Why can’t Michigan get any pressure on the opposing quarterback – either from the front four or linebackers? The Zips did not have the same size advantage this week as Notre Dame possessed last week, yet Akron, bouncing around like kangaroos, made Michigan look slower than “zippers” in a blizzard.
Either through better effort, or a re-crafted scheme, there MUST be consistent pressure on the opposing quarterback, or it WILL be a long, and unsuccessful, season. Hopefully the impending return of Jake Ryan, Michigan’s best pass rusher last year, will make things feel all better.
I’m sure many Michigan followers believed the Wolverines might well fall to a certain team from Ohio, but not THIS particular team. And all those churning stomachs in the stands had to feel as if their lunch was about to reappear in the most painful of manners. It was the type of game that induces involuntary vomiting; when it ends, you fell like a jockey, trying to make weight, just stuck his fingers down YOUR throat.
But the same fans, pointing fingers at problem areas for Michigan, need to take stock of what happened.
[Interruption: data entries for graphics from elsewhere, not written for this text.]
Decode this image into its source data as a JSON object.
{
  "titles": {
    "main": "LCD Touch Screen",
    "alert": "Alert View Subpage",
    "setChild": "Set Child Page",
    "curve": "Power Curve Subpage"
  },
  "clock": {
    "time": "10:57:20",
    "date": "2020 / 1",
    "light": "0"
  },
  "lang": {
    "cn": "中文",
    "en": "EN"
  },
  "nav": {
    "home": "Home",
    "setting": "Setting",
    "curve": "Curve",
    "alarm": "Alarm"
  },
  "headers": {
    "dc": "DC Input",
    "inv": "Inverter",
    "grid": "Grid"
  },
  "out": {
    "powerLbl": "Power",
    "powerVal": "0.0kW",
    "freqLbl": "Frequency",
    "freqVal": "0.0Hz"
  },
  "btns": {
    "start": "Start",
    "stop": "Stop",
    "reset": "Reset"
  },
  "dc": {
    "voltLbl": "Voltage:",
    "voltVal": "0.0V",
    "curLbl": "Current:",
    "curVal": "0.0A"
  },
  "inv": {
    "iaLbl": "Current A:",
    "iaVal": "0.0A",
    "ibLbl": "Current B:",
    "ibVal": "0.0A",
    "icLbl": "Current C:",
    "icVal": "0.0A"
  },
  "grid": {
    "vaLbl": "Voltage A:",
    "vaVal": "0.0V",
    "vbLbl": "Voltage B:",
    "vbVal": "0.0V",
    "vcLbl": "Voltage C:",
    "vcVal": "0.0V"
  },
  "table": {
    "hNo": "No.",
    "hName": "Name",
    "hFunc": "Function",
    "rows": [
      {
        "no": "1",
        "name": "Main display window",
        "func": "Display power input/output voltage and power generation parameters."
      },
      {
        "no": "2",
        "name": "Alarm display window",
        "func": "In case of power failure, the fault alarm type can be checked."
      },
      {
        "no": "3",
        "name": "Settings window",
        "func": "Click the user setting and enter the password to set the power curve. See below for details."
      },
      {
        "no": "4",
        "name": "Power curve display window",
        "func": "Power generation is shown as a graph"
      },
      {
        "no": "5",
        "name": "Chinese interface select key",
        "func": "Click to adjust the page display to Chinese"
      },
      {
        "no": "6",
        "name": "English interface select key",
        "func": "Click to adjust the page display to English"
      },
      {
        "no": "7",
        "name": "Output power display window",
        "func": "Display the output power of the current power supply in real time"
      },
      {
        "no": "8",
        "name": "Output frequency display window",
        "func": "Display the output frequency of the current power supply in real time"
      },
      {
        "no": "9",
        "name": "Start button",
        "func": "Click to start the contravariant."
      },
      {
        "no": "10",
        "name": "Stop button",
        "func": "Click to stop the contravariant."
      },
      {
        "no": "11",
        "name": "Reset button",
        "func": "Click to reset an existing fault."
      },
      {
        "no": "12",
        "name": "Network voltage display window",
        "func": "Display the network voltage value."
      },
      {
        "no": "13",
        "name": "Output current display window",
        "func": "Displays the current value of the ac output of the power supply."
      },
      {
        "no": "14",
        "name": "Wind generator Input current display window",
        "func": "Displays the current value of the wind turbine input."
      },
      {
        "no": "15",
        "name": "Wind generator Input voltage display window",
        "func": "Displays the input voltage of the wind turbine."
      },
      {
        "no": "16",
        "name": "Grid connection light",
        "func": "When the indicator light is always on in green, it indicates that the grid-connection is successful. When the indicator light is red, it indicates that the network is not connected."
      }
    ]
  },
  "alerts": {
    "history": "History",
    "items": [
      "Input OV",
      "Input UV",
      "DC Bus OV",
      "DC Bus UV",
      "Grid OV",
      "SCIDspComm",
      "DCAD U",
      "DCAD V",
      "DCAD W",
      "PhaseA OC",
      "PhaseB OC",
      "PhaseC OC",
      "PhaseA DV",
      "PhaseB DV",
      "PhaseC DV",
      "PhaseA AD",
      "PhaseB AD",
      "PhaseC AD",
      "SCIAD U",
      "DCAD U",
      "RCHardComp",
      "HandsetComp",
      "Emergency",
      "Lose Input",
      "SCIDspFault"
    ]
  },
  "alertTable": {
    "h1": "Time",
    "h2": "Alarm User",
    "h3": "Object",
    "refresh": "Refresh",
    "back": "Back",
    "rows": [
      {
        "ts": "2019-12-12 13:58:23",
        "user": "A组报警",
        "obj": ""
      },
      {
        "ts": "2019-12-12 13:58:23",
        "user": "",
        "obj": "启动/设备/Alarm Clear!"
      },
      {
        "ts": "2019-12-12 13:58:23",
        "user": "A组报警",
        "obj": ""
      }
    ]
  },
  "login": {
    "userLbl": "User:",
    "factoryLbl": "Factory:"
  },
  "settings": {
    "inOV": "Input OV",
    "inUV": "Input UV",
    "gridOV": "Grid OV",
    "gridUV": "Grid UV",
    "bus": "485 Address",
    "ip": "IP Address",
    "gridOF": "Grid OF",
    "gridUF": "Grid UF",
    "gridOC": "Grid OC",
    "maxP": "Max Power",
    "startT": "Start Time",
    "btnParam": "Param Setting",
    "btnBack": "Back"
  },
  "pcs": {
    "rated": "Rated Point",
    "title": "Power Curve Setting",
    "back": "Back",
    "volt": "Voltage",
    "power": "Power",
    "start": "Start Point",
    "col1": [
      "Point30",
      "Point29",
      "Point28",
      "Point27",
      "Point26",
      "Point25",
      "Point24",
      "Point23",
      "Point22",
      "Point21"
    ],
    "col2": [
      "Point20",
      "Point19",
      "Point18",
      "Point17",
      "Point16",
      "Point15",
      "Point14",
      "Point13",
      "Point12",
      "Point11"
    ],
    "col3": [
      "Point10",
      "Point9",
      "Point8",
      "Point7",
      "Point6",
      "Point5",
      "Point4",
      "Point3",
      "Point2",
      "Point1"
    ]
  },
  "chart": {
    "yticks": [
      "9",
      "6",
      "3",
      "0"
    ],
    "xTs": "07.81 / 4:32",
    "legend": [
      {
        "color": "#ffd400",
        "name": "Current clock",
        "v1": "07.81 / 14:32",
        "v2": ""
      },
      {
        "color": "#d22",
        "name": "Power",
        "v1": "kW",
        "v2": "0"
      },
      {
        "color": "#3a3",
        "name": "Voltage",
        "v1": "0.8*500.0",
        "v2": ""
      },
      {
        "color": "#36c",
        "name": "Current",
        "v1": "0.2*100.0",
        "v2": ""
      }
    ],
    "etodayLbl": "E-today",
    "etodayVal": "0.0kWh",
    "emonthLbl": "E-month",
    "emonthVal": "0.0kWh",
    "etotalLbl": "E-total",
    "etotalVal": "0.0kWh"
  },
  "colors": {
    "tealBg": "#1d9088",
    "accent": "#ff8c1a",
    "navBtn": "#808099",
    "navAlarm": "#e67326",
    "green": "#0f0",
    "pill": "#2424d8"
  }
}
First, some respect needs to be given to Akron; the Zips played with more passion and Bowden was the lead cheerleader. His defensive coordinator, former NC State head coach Chuck Amato (who spent 18 years as defensive coordinator with Bowden’s daddy, Bobby, at Florida State and has gotten rid of those ridiculous sunglasses he wore on the sidelines for the Wolfpack), did a whale of a job of forcing Michigan out of its comfort zone.
When your top three tacklers are secondary/safety people, it’s not a good thing, and when it was on offense, Akron constantly burned UM’s corners in the person of Zach D’Orazio and L.T. Smith. Poor Raymon Taylor was burned worse that a slice of rye bread in a cheap toaster.
When a third down stop was needed, Michigan only responded half the time (Akron converted 9 of 18 third-down situations, and actually ran more plays from scrimmage than Michigan).
Now … after ALL that has been said, written and spoke, there is a bottom line not given proper due – Michigan WON! In 2012, Notre Dame played most of its games looking like a bad Irish stew, outplayed at least half of those victories.
But … they were victories, not losses. This goes into the scorebook as a win and that IS what counts at the end of the day. What would you really do – win ugly or lose ugly? THAT answer is obvious to a blind man.
It was also a bad 24 hours for the Big 10 Conference; all but one of the schools previously ranked in the top 25 fell in the polling. Ohio State, blessed its’ cheatin’ little heart, remained at number 4, but all but one of the first-place votes went to defending national champion Alabama (and one vote for the Day-Glo mello yello Oregon).
Nebraska, up 21-3 over UCLA (at home), surrendered the final 41 points of the game and slinked out of the top 25. It’s just rewards for donning terrible uniforms (black tops in front of a crowd yelling “Go Big Red!”).
Along with Michigan’s debacle (resulting in a drop of four spots to 15th), Wisconsin looked bad in Tempe, falling to Arizona State; Penn State lost at home to Central Florida; Washington beat Illinois in Chicago’s Soldier Field; and Purdue lost an early lead and fell to Notre Dame, 31-24.
And based on strength of schedule, no Big 10 team defeated any team that could generously be called “quality.” The vanquished opposition, for those conference teams winning Saturday, consisted of Youngstown State (them Penguins), Bowling Green (ugliest colors in college football), Iowa State (perhaps the worst team in the Big 12, along with Charley Weis-led Kansas), California (NOT a Pac-12 powerhouse), Western Illinois and Western Michigan (I thought westerns were dead).
As said, it was NOT a red letter day for the Big 10.